Lo cierto es que nos
rodean el abuso y la injusticia, que vivimos inmersos en ellos y darse cuenta
de esta verdad es lo primero que conviene hacer si queremos cambiarla.
Mario Vargas Llosa
Hace poco más de siete décadas, en
abril del año 1945, cuantiosas personas se peleaban por ultrajar un cuerpo que,
anteriormente, había merecido su exaltación. No importaba que ya se tratara de
un cadáver; Benito Mussolini desencadenaba todavía una furia incontrolable.
Había pasado mucho tiempo desde que, con un discurso de índole socialista, ese
representante del fascismo conquistó el poder. Multitudes que, al unísono, lo
vitoreaban sin experimentar ningún cansancio, demandando hasta mayor violencia
en sus actuaciones, habían cambiado de posición. Temiendo un fin similar, capaz
de acabar con su habitual glorificación, Adolf Hitler se decantó por el
suicidio. Aunque aún vivía Iósif Stalin, se creía que, gracias a la muerte de tales
tiranos, cuyas abominaciones son bastante conocidas, terminaba una verdadera
calamidad, el totalitarismo.
Es cierto que,
actualmente, las enormes atrocidades del nacionalsocialismo no se notan en
ninguna parte de la Tierra. No descarto que alguna dictadura oculte la
perpetración de barbaridades similares; sin embargo, cabe pensar en una mejora
como civilización. En este sentido, ese régimen político que procura el control
absoluto de nuestra vida, tanto pública como privada, no tendría la vigencia
del pasado. Con todo, ello no implica que la reproducción del fenómeno sea
imposible; es más, en mayor o menor medida, nunca faltaron gobernantes con una censurable
inclinación por ese derrotero. Esta época no es una excepción. Basta levantar
la mirada, reflexionar sobre nuestra realidad y animarse a proclamarlo con
claridad. Las tendencias están allí, prestas a crecer si no optamos por
contrarrestarlas.
El imperio de la
verdad única, por más perjudicial que hubiese resultado en Alemania e Italia,
se continúa considerando apetecible en distintos regímenes. Las
disconformidades no se toman en cuenta; los hostigamientos, juicios y
detenciones de personas que propugnan una idea distinta de la del Gobierno demuestran
cuán vigentes son las predilecciones al respecto. Porque, para varias presidencias
contemporáneas, el objetivo es fulminar la diversidad partidaria. Así, sus
representantes aspiran a liquidar las expresiones de una libertad política que,
por sus innegables bondades, no debe provocar sino respeto. Por supuesto, en su
criterio, existe un proyecto ideológico, ligado a su banda, que debería
regirnos totalmente. Acaso las denuncias en redes sociales y otros medios les siembran
escrúpulos que impiden desatar toda su perversidad.
Es verdad que la
intolerancia del presente no se refleja en campos de concentración o guetos; no
obstante, los exilios y apresamientos evidencian una situación indeseable.

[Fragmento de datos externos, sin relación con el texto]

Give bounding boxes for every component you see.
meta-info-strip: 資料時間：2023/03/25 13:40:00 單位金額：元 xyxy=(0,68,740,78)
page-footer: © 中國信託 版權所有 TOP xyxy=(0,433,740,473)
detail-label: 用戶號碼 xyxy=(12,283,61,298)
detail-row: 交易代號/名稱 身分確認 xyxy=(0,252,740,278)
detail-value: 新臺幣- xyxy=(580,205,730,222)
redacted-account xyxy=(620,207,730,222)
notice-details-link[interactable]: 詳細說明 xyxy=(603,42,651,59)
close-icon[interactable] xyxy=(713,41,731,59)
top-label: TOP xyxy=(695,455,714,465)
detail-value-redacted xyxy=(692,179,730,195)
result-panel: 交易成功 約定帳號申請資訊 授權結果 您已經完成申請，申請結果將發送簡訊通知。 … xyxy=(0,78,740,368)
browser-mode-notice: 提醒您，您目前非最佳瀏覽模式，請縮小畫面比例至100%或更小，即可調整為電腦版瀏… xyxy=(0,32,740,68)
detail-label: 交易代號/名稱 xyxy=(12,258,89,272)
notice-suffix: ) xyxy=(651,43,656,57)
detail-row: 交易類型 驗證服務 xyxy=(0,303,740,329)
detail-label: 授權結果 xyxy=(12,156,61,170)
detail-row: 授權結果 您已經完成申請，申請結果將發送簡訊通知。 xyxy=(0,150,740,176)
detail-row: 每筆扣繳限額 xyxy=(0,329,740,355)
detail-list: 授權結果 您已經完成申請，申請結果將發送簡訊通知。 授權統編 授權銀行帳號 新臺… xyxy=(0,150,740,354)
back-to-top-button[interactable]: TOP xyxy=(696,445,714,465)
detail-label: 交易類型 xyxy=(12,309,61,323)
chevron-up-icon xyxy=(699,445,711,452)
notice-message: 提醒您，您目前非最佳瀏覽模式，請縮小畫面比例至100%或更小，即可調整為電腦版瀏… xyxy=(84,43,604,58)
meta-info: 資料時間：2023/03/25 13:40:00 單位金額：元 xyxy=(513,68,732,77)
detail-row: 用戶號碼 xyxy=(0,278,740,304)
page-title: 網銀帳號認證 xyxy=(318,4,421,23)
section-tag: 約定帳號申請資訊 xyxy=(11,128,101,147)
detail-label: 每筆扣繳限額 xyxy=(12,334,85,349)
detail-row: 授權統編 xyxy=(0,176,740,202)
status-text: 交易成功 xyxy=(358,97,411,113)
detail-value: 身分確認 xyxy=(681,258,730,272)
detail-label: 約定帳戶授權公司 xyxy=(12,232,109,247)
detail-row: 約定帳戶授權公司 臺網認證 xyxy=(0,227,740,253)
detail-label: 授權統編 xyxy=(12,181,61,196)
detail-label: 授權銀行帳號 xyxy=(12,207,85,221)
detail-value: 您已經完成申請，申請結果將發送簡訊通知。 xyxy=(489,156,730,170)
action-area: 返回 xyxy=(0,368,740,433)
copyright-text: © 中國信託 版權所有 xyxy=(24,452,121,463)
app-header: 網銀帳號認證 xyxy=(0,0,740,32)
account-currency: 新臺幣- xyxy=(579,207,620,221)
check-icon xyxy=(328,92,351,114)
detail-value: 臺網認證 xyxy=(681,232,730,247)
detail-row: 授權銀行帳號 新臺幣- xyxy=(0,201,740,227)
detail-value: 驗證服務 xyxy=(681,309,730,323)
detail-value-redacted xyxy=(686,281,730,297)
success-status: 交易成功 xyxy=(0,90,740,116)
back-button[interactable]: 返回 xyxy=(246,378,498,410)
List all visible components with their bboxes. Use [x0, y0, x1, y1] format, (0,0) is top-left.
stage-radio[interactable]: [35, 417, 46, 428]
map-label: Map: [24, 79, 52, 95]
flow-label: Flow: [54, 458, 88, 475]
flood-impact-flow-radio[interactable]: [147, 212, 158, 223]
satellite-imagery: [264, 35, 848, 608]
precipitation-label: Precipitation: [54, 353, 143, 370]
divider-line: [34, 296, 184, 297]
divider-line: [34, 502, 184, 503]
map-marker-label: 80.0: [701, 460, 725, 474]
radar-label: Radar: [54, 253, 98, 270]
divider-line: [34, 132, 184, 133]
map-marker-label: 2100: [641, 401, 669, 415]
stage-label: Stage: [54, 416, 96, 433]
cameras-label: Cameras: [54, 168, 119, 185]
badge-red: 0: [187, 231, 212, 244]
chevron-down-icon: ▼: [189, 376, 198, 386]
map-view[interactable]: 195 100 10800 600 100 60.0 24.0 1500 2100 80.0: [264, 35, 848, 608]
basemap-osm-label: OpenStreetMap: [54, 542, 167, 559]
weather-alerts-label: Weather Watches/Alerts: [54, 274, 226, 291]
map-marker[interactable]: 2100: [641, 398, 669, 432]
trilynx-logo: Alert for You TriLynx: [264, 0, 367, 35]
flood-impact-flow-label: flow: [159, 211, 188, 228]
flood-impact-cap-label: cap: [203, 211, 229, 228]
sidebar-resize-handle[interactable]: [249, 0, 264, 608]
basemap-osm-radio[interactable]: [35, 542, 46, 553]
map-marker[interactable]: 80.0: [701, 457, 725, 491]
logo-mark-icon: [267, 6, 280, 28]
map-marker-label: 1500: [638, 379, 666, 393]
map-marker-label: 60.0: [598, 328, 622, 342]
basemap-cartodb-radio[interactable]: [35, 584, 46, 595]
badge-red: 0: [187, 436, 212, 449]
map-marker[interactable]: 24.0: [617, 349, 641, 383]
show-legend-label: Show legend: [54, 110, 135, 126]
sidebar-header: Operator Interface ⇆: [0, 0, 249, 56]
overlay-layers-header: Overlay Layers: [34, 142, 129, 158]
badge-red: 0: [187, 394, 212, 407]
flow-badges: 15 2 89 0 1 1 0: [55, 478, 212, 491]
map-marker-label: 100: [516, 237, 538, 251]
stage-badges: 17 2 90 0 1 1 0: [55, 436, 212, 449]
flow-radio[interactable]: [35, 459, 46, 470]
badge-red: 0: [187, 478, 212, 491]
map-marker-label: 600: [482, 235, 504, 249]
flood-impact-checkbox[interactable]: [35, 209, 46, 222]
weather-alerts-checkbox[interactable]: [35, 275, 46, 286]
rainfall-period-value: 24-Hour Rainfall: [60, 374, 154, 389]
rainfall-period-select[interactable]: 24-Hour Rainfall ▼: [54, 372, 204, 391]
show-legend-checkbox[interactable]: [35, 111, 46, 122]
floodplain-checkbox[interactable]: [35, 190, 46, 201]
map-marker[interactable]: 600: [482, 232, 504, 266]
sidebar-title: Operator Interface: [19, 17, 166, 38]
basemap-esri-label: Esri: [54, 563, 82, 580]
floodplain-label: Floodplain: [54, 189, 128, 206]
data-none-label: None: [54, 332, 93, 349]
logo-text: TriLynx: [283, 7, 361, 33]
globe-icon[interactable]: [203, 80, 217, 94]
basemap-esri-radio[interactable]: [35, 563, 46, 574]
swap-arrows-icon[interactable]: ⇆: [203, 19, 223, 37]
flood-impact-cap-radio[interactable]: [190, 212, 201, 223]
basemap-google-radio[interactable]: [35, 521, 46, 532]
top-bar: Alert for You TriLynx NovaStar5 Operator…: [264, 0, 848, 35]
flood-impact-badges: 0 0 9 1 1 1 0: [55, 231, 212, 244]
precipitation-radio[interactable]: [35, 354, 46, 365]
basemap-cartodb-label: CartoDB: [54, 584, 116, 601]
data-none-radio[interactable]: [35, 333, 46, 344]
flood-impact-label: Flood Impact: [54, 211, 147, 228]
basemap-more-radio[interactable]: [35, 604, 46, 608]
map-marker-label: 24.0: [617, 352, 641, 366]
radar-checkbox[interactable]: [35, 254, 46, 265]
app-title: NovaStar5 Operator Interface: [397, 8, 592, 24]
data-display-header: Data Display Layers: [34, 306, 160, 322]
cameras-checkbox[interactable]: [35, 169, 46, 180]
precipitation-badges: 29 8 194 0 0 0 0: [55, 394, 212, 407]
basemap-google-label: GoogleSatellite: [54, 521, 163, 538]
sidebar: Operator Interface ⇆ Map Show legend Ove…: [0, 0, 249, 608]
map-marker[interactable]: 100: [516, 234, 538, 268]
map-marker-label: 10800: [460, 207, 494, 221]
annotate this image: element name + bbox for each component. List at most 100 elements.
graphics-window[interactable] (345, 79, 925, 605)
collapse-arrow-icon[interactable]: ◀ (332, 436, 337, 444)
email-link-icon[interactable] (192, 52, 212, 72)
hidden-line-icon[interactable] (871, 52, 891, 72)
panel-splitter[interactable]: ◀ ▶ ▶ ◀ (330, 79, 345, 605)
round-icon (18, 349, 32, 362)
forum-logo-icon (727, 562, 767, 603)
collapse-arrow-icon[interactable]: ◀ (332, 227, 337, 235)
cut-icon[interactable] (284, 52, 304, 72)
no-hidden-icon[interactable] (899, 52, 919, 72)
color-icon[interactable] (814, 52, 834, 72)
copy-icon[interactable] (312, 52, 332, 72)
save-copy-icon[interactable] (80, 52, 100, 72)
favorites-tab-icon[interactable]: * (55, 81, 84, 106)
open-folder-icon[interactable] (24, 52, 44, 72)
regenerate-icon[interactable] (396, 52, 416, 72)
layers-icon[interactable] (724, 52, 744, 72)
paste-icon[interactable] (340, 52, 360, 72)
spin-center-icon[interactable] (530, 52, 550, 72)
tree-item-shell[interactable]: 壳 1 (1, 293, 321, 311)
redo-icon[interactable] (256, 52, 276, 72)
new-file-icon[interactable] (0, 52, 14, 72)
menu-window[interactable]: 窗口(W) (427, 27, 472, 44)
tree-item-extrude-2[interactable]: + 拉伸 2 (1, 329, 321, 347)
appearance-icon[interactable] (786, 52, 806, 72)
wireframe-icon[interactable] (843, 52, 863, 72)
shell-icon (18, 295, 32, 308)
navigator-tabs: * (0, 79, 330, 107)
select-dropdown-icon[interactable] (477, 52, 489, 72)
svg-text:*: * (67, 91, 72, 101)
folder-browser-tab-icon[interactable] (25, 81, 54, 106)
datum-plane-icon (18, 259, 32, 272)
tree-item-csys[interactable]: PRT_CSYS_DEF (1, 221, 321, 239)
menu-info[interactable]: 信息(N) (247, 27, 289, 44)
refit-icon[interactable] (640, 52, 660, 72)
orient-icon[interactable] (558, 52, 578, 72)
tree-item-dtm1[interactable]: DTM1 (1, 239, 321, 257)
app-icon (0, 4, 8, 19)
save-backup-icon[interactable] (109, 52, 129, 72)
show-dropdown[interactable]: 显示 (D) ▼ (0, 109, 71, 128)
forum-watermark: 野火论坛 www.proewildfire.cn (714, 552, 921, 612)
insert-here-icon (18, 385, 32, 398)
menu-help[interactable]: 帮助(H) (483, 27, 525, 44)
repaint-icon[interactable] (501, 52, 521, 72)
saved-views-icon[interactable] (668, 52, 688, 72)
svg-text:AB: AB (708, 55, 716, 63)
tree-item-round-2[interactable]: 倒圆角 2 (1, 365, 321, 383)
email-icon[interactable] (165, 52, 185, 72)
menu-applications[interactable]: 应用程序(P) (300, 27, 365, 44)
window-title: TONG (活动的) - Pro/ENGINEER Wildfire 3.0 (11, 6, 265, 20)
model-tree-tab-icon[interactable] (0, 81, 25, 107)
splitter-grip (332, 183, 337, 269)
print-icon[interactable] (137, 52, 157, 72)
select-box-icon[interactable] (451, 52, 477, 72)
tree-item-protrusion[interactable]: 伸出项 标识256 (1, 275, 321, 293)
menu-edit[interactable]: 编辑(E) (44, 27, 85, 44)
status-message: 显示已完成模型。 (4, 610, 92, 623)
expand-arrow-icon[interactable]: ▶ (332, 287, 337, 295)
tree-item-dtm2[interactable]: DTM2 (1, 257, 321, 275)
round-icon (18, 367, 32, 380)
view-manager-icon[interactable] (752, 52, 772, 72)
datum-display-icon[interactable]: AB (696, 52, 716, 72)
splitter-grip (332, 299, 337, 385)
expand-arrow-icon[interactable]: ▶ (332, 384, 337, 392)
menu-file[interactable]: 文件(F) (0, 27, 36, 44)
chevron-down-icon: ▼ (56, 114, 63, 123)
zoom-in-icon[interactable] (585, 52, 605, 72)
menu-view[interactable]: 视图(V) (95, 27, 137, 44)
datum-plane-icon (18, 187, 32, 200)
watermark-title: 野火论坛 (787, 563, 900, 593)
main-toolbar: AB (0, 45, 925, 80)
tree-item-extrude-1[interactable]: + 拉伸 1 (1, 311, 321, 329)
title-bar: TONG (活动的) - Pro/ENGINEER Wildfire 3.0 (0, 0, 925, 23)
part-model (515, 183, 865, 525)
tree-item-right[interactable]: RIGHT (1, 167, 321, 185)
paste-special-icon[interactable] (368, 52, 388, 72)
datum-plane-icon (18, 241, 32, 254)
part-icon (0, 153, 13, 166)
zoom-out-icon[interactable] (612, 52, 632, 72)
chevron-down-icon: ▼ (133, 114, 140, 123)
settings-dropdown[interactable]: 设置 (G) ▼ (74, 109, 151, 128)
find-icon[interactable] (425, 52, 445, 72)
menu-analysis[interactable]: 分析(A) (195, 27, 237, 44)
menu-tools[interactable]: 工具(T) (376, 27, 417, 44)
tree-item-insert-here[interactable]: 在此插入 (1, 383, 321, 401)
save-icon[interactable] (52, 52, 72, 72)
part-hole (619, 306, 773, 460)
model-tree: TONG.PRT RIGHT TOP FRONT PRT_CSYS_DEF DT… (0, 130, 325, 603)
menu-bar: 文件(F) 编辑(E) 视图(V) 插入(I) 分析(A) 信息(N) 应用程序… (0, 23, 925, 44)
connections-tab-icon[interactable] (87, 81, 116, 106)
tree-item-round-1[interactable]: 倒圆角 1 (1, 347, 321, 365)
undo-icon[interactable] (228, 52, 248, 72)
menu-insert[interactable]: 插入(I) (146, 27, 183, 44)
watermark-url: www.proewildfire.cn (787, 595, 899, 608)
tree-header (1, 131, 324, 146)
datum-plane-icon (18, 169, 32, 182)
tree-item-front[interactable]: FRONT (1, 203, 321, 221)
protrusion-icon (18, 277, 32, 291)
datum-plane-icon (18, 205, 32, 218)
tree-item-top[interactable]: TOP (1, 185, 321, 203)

Destaco que, como en el pasado, la violencia del régimen se trata de justificar
con discursos reveladores de su desprecio por el prójimo. La sutileza no es su
común denominador. Se inventan patrañas, como las de confabulaciones
terroristas, políticas o cívicas, para terminar con quienes se oponen al
enaltecimiento del caudillo. Recurren también a turbas, con o sin uniforme,
para garantizar el obedecimiento de sus dictados. Frente a esto, es ilusorio
pensar que parlamentarios, jueces, fiscales –todos sometidos al gobernante– nos
resguarden. Es innegable que quedan espacios de libertad, gracias a los cuales
tenemos instituciones nominalmente republicanas; empero, nos encontramos cada
vez más mortificados. Sería una equivocación formidable y peligrosa suponer que,
en 1945, la guerra contra esa desgracia finalizó para siempre.